The monopoly said that such gas exports are close to the all-time record deliveries to Europe of almost 109 Bcm that were seen in same period of 2018.

Robust domestic demand in Russia soaked up some 19.2 Bcm of the company’s incremental production, with supplies to China from the Chayanda greenfield development in East Siberia also on the rise, Gazprom said.

However, industry analysts in Moscow pointed out that Gazprom has commissioned no major greenfield in its core region of Yamal-Nenets in West Siberia since 2018, thus restricting the company’s ability to react quickly to the spike in European gas demand by arranging additional supplies via existing pipeline routes from Yamal-Nenets via Ukraine and Poland to the continent.

Meanwhile, the production capacity at Gazprom’s large, but severely depleted, legacy fields in Yamal-Nenets is believed to have suffered a setback after the drop in demand in the first half of 2020 as a result of Covid-19 pandemic.

Gazprom has to perform new development drilling to tap deeper reservoirs at its flagship Bovanenkovo field on the Yamal Peninsula as gas production from its shallow formations hit a plateau in the first quarter of this year, concurrently with many well workovers and development drilling at legacy gas fields, analysts note.

With Gazprom battling with its apparent capacity crunch, European gas spot prices shot to about $14 per million British thermal units, or $400 per 1000 cubic metres, in July. Gas supply futures contracts are also in contango, suggesting a further upside in the gas spot price this winter.

However, European gas spot prices have remained below levels that liquefied natural gas exporters have been getting in Asia on the back of the post-Covid recovery.

LNG cargoes sail East

According to Russia's largest gas independent, Novatek, China has led the growth in global LNG imports so far this year, with total import volumes increasing by 27% to 40.1 million tonnes in the first six months.

Overall, key Asian consumers imported 113.1 million tonnes of LNG in the first half 2021, up 15% from the comparable period of 2020.

According to Novatek, overall LNG imports to Europe aggregated to 42 million tonnes during the first half of this year, representing a year-on-year decline of roughly 19%.

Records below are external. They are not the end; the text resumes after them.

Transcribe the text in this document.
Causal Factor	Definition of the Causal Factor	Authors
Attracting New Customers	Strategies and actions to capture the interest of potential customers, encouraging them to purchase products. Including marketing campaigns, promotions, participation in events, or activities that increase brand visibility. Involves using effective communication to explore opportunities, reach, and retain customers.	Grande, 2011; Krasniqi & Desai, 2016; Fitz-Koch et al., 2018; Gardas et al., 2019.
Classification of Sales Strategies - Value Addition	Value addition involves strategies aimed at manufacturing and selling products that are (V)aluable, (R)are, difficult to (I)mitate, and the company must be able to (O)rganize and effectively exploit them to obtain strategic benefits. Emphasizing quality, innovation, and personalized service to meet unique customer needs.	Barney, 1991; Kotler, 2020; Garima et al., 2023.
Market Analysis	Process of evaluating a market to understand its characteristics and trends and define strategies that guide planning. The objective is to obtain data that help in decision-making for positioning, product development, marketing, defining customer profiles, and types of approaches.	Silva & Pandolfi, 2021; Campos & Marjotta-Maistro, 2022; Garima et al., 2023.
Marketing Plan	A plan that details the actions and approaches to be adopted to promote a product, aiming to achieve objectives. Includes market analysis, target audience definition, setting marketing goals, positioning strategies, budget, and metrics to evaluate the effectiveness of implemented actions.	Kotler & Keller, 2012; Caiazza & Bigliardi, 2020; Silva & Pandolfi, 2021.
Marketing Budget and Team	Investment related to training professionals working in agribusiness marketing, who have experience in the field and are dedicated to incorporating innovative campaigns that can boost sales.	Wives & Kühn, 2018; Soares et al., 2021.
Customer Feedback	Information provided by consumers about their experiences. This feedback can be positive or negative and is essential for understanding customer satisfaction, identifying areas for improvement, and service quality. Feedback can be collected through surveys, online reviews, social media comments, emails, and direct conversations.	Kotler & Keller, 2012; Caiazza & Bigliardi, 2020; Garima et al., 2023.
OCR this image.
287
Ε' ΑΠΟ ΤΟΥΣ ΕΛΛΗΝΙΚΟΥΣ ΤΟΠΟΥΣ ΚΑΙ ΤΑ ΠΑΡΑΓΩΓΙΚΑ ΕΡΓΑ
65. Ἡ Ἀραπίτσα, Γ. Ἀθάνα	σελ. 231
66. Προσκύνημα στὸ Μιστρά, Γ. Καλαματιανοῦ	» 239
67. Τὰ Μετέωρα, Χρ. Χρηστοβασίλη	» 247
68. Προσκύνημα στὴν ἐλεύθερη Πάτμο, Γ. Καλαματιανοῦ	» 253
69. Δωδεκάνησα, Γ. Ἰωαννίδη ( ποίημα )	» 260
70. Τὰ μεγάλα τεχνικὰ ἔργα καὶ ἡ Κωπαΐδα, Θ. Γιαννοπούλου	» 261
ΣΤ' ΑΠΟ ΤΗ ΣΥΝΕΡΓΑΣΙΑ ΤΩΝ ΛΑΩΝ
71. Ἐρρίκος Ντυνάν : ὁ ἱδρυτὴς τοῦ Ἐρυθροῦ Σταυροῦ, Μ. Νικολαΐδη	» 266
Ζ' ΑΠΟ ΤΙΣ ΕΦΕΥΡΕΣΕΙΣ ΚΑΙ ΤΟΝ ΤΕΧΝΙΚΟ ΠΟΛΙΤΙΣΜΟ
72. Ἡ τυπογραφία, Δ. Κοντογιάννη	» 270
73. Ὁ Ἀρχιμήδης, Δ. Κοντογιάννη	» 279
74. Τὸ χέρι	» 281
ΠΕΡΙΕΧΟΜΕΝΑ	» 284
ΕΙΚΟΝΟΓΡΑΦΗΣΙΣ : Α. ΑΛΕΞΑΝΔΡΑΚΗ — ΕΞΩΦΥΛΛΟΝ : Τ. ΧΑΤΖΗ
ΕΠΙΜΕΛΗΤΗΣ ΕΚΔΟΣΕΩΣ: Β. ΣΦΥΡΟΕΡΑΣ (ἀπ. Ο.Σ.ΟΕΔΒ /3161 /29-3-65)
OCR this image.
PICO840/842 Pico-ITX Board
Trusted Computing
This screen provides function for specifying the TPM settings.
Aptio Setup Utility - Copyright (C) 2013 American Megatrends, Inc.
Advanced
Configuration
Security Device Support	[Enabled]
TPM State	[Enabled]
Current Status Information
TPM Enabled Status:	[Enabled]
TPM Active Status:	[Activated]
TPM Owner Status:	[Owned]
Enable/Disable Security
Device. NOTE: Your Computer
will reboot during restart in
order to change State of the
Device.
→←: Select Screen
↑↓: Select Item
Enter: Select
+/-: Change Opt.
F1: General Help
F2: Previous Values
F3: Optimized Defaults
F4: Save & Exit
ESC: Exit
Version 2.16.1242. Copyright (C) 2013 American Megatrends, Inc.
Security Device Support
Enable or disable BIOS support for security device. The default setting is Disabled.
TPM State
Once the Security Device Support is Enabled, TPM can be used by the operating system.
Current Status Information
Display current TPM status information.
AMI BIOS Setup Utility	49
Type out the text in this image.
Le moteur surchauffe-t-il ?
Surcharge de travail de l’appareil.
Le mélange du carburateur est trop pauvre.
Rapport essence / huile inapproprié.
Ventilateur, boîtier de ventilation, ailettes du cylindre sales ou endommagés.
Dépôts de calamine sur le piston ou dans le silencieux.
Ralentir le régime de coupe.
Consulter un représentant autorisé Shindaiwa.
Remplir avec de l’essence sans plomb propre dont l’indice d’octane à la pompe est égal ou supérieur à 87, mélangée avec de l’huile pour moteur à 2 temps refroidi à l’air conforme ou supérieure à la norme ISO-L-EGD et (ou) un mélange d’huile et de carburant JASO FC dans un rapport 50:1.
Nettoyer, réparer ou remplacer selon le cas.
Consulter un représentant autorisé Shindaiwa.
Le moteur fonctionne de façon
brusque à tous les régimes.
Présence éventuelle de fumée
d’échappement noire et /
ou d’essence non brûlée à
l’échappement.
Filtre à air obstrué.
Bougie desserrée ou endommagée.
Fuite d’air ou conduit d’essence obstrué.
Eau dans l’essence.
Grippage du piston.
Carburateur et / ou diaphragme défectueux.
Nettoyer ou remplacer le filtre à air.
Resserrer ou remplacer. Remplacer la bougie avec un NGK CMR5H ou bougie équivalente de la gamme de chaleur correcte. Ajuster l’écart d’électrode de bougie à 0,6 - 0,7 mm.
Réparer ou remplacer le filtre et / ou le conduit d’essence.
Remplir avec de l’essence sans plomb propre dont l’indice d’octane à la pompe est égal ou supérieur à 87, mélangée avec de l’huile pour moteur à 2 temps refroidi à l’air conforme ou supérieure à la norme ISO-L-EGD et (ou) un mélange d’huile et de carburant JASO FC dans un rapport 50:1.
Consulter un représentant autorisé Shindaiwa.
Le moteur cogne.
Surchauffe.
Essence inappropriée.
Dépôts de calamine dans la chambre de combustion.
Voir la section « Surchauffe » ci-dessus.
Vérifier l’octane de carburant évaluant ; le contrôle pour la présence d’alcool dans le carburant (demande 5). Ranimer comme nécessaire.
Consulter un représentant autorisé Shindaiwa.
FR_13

Low storage volumes should support underlying gas prices during the remaining gas reinjection season this year, Novatek said, noting European gas storage capacity utilisation of just 55% at the end of July, well below the five-year average of 72% for this time of year.

“We see this same trend [of low gas in storage] in other parts of the world," Novatek deputy executive board chairman Mark Gyetvay said during a recent conference call.